Fashionable reviewers who dare to argue that Virginia Woolf deserves much more attention, or that any number of influential feminists after the 1960s ‘widely heard at the time’ ought to have made the cut, shall not affect Collini.
The book makes no pretence to being comprehensive, and I shall be more than unusually unmoved by readers and reviewers who complain that this or that important figure is absent from its pages (p. 8).
But there is another anticipatory comment that merits attention. Collini bases his book mainly on published sources. He feels no obligation ‘to cite secondary literature except in cases of explicit indebtedness or criticism’ and cannot imagine his audience fretting over ‘the conscientiousness of my reading’ (p. 11).

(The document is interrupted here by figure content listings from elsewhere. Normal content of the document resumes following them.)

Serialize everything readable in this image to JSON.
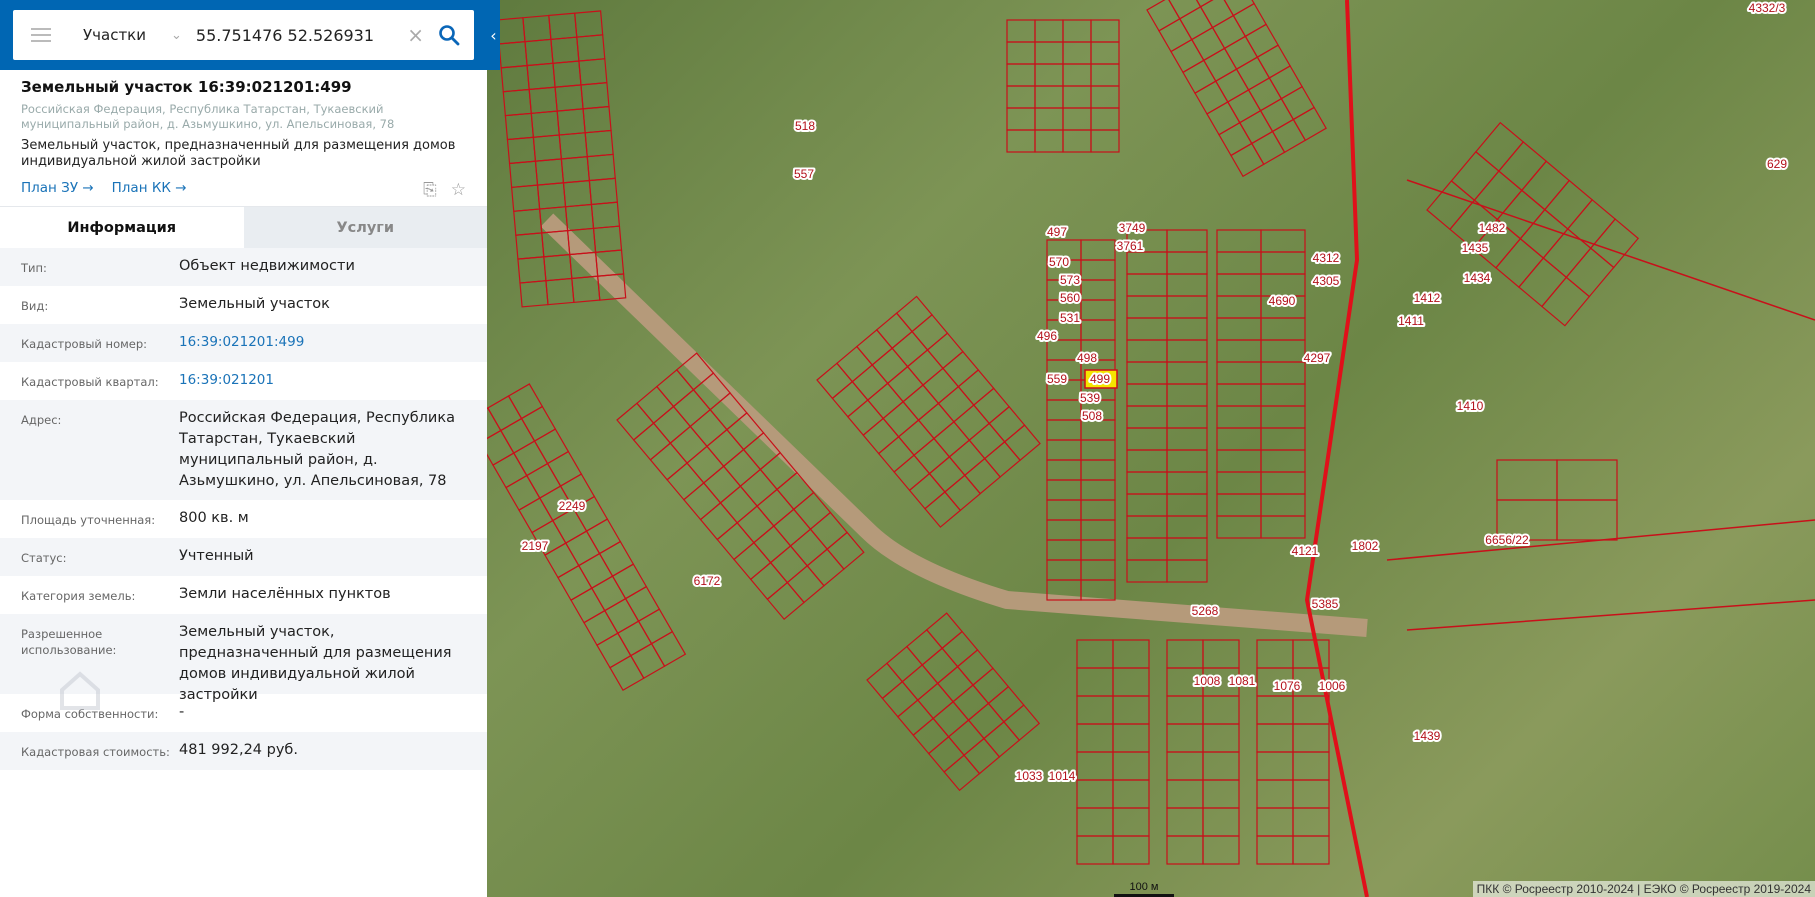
{
  "search": {
    "layer": "Участки",
    "query": "55.751476 52.526931"
  },
  "parcel": {
    "title": "Земельный участок 16:39:021201:499",
    "address": "Российская Федерация, Республика Татарстан, Тукаевский муниципальный район, д. Азьмушкино, ул. Апельсиновая, 78",
    "description": "Земельный участок, предназначенный для размещения домов индивидуальной жилой застройки",
    "links": [
      "План ЗУ →",
      "План КК →"
    ]
  },
  "tabs": [
    {
      "label": "Информация",
      "active": true
    },
    {
      "label": "Услуги",
      "active": false
    }
  ],
  "info": [
    {
      "label": "Тип:",
      "value": "Объект недвижимости"
    },
    {
      "label": "Вид:",
      "value": "Земельный участок"
    },
    {
      "label": "Кадастровый номер:",
      "value": "16:39:021201:499",
      "link": true
    },
    {
      "label": "Кадастровый квартал:",
      "value": "16:39:021201",
      "link": true
    },
    {
      "label": "Адрес:",
      "value": "Российская Федерация, Республика Татарстан, Тукаевский муниципальный район, д. Азьмушкино, ул. Апельсиновая, 78"
    },
    {
      "label": "Площадь уточненная:",
      "value": "800 кв. м"
    },
    {
      "label": "Статус:",
      "value": "Учтенный"
    },
    {
      "label": "Категория земель:",
      "value": "Земли населённых пунктов"
    },
    {
      "label": "Разрешенное использование:",
      "value": "Земельный участок, предназначенный для размещения домов индивидуальной жилой застройки"
    },
    {
      "label": "Форма собственности:",
      "value": "-"
    },
    {
      "label": "Кадастровая стоимость:",
      "value": "481 992,24 руб."
    }
  ],
  "watermark": "ДОМКЛИК",
  "map": {
    "selected_parcel": "499",
    "highlight_color": "#f5e400",
    "boundary_color": "#c8101a",
    "labels": [
      "518",
      "557",
      "497",
      "570",
      "573",
      "560",
      "531",
      "496",
      "498",
      "499",
      "559",
      "539",
      "508",
      "6172",
      "4690",
      "1410",
      "5268",
      "5385",
      "4332/3",
      "629",
      "1482",
      "1435",
      "1434",
      "1412",
      "1411",
      "6656/22",
      "1802",
      "1439",
      "2197",
      "2249",
      "3749",
      "3761",
      "4312",
      "4305",
      "4297",
      "4121",
      "1033",
      "1014",
      "1008",
      "1081",
      "1076",
      "1006"
    ],
    "scale": "100 м",
    "attribution": "ПКК © Росреестр 2010-2024 | ЕЭКО © Росреестр 2019-2024"
  }
}
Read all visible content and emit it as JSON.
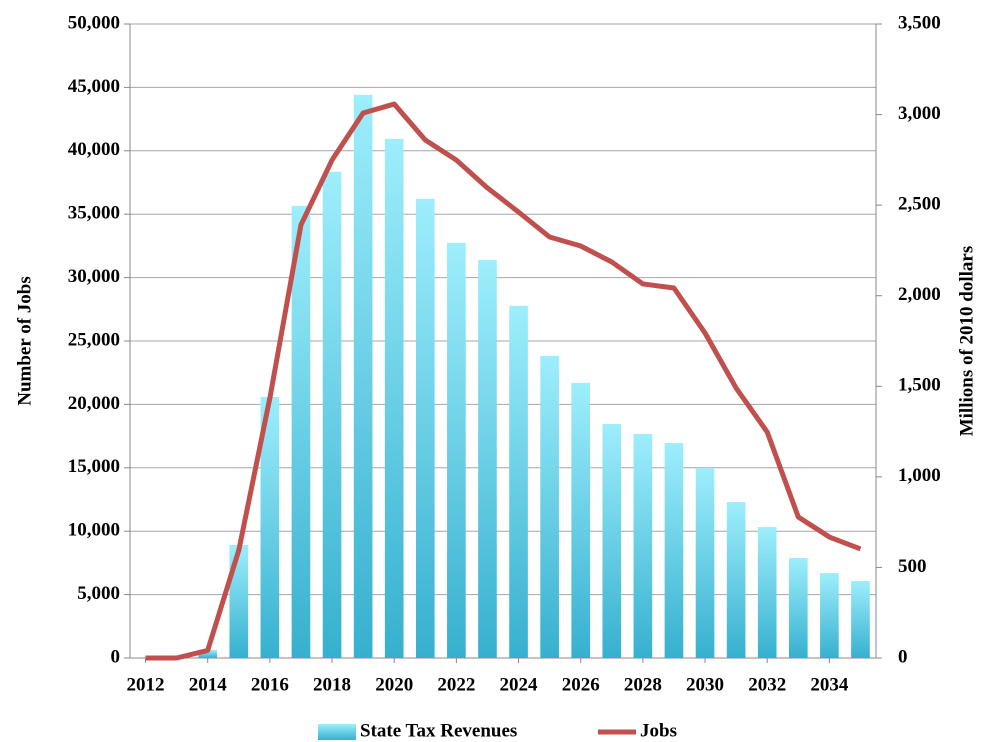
{
  "chart_data": {
    "type": "bar_line",
    "y_label": "Number of Jobs",
    "y2_label": "Millions of 2010 dollars",
    "x": [
      2012,
      2013,
      2014,
      2015,
      2016,
      2017,
      2018,
      2019,
      2020,
      2021,
      2022,
      2023,
      2024,
      2025,
      2026,
      2027,
      2028,
      2029,
      2030,
      2031,
      2032,
      2033,
      2034,
      2035
    ],
    "xlim": [
      2011.5,
      2035.5
    ],
    "xticks": [
      2012,
      2014,
      2016,
      2018,
      2020,
      2022,
      2024,
      2026,
      2028,
      2030,
      2032,
      2034
    ],
    "ylim": [
      0,
      50000
    ],
    "yticks": [
      0,
      {
        "value": 5000,
        "label": "5,000"
      },
      {
        "value": 10000,
        "label": "10,000"
      },
      {
        "value": 15000,
        "label": "15,000"
      },
      {
        "value": 20000,
        "label": "20,000"
      },
      {
        "value": 25000,
        "label": "25,000"
      },
      {
        "value": 30000,
        "label": "30,000"
      },
      {
        "value": 35000,
        "label": "35,000"
      },
      {
        "value": 40000,
        "label": "40,000"
      },
      {
        "value": 45000,
        "label": "45,000"
      },
      {
        "value": 50000,
        "label": "50,000"
      }
    ],
    "y2lim": [
      0,
      3500
    ],
    "y2ticks": [
      0,
      500,
      {
        "value": 1000,
        "label": "1,000"
      },
      {
        "value": 1500,
        "label": "1,500"
      },
      {
        "value": 2000,
        "label": "2,000"
      },
      {
        "value": 2500,
        "label": "2,500"
      },
      {
        "value": 3000,
        "label": "3,000"
      },
      {
        "value": 3500,
        "label": "3,500"
      }
    ],
    "grid": true,
    "legend": "bottom",
    "series": [
      {
        "name": "State Tax Revenues",
        "kind": "bar",
        "axis": "y2",
        "color": "#40b8d4",
        "values": [
          0,
          0,
          45,
          624,
          1441,
          2496,
          2684,
          3109,
          2866,
          2535,
          2292,
          2198,
          1944,
          1668,
          1519,
          1292,
          1237,
          1187,
          1049,
          861,
          723,
          552,
          469,
          425
        ]
      },
      {
        "name": "Jobs",
        "kind": "line",
        "axis": "y",
        "color": "#c0504d",
        "values": [
          0,
          0,
          600,
          8500,
          20500,
          34150,
          39270,
          42980,
          43690,
          40850,
          39270,
          37070,
          35170,
          33200,
          32490,
          31230,
          29500,
          29180,
          25630,
          21290,
          17820,
          11120,
          9540,
          8600
        ]
      }
    ]
  }
}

As he tells us earlier:
Indeed, it is quite possible that I have now read more articles and essays on the subject of ‘intellectuals in Britain’ than anyone, alive or dead, has, thus far, ever done (p. 8).
As often observed, Collini writes with a self-assurance and superiority that infuse his judgments about the cultural authority of British intellectuals not unlike himself. Yet perhaps there is a dimension of uncertainty here worthy of notice.
Collini also proves eager to cast stones. Eschewing sociological analysis himself (pp. 8, 50), he criticizes similar work by the social theorist Edward Shils for lacking statistics, variables, and correlations (p. 148). He questions Pierre Bourdieu’s use of capitalistic metaphors to describe intellectual activity (p. 57), but later writes: ‘As we have seen, intellectual capital needs to be constantly reinvested; a strategy of pure expenditure soon exhausts one’s credit’ (p. 486). When discussing the BBC after the Second World War, he seems to approve of the Reithian disgust of treating intellectuals just like any other minority (p. 447), but then argues in his conclusion largely the same point (p. 487). Connoisseurs of Collini’s rhetorical style will particularly savour one element of his analysis of Perry Anderson’s work.
The sneer has a legitimate place in polemic, of course, but perhaps one is not being too priggishly resistant to its playful use by remarking that it is carrying a little too much explanatory weight here (p. 178).
Without irony, Collini calls T. S. Eliot ‘Mr Facing-Both-Ways’ (p. 304) and accuses a number of thinkers, including George Orwell, of ‘tendentiousness’ (p. 354). His harsh analysis of Edward Said’s Reith Lectures includes so many of the criticisms that he acknowledges reviewers might level at his own book that the section hints at self-reflexivity (pp. 427–32).
Then in the brief 'Epilogue' the tone shifts as a different persona replaces the aggressive, tough-minded polemicist. He reflects upon the role his book might play in future historiography. Perhaps he will open a whole new field of inquiry. Yes, criticisms may be wounding, but ‘it will not require any implausibly Olympian detachment or wilful pollyannaism to regard such critiques as a sign of one kind of success'. For, you see, the book has really been about removing a ‘deeply entrenched cultural prejudice’ (p. 502). Collini has a dream. He dreams that one day intellectuals will be perceived as ‘ordinary’ and that ‘perhaps it’s time to stop thinking of intellectuals as Other People, and to try not to fall so easily into the related tabloid habits of demonizing and pedestalling’ (p. 505). Yet a concern persists, an anxiety that haunts the book and, at the end of the day, finally becomes explicit; ‘It is undeniable that any extended demolition of a view which, in its simplest form, is almost self-evidently false risks appearing a somewhat sterile exercise’ (p. 502).